- Born: 1 February 1950 (age 76) Greasby, Wirral, Cheshire, England
- Occupation: Actor
- Children: 6, including Joseph Kennedy

= John Bowe (actor) =

British actor

John Bowe (born John Wilson, 1 February 1950) is an English actor best known for his roles in Emmerdale as Lawrence White and Coronation Street as Duggie Ferguson.

==Early life and career==
Bowe was born in Greasby, on the Wirral in Cheshire, England. His highest profile role was probably that of George Marlow in the first Prime Suspect serial in 1991. He also played Duggie Ferguson in Coronation Street from 1999 to 2002, having previously appeared in another of Granada TV's soap operas, Families.

Other TV credits include: Warship, Secret Army, Boon, The New Statesman, Capital City, Class Act, Lovejoy, Silent Witness, The Royal, Dalziel and Pascoe, Cleopatra and Einstein and Eddington, Tipping the Velvet, The Hour and DCI Banks and Soldier Soldier. Film credits include The Living Daylights (1987), Resurrected (1989), County Kilburn (2000), and Gozo (2015).

In 2007, Bowe played Dr. Morgan in the BBC series Cranford.

In 2009, he played Ralph Jarvis in episode 4 series 2 of Ashes to Ashes.

In April 2010, Bowe joined the cast of London's West End production Priscilla, Queen of the Desert – The Musical, playing the part of Bob.

In September 2011, he appeared as Judge Turpin in Sweeney Todd: The Demon Barber of Fleet Street at Chichester, a role he continued in the West End transfer in 2012.

In September 2014, Bowe joined the cast of Emmerdale, playing Lawrence White, the former lover of Harold Birch, the husband of Edna Birch (Shirley Stelfox). He arrived with his daughter Chrissie (Louise Marwood), his grandson Lachlan (Thomas Atkinson), and Chrissie's fiancé, Robert Sugden (Ryan Hawley), whom he openly despised. Bowe's departure from Emmerdale was announced in April 2017, however, he did not leave until January 2018, when his character was killed off in a car accident.

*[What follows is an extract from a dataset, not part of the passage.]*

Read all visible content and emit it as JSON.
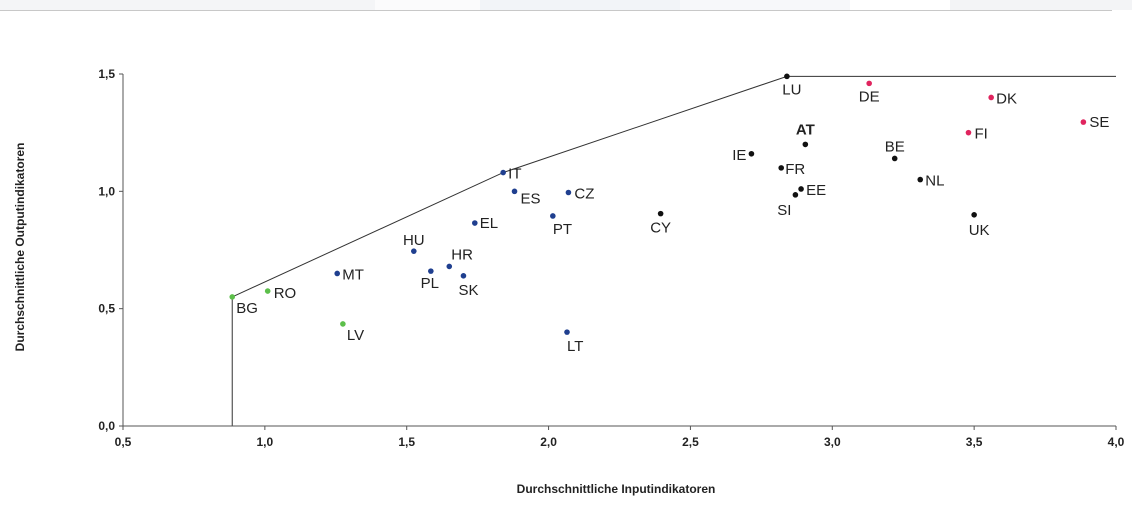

During the COVID-19 pandemic, Bowe initially supported UK government measures. In April 2020, he reported contracting COVID-19 and "nearly dying" of the disease. However, over time, Bowe started objecting to the ongoing restrictions.

==Personal life==
Bowe has been married three times. His son from his first marriage is fellow actor Joseph Kennedy. His third marriage is to actress Emma Bowe, daughter of Michael N. Harbour and sister of Kate Harbour.

==Filmography==
- The Living Daylights (1987) - Colonel Feyador
- Resurrected (1989) - Colonel
- Prime Suspect (1991) - George Marlow (series 1)
- Coronation Street (1999–2002, soap opera) - Duggie Ferguson
- County Kilburn (2000) - Black Jack
- Heartbeat (1997 & 2006) - Ronnie Harper and Henry Stoddard
- The Bill (2008) - Tom
- Ashes to Ashes (2009) - Ralph
- Silent Witness (Series 13, Episode 6, "Run", 2009) - D.I. Barry Neill
- New Tricks (2011) - Alan King
- Casualty Series 28, Episode 35 "Carrot not Stick" (2014) - Stanley Hogg
- Emmerdale (2014–2018, soap opera) - Lawrence White
- Gozo (2015) - Johnno
- Safe and Effective: A Second Opinion (2022) - Narrator.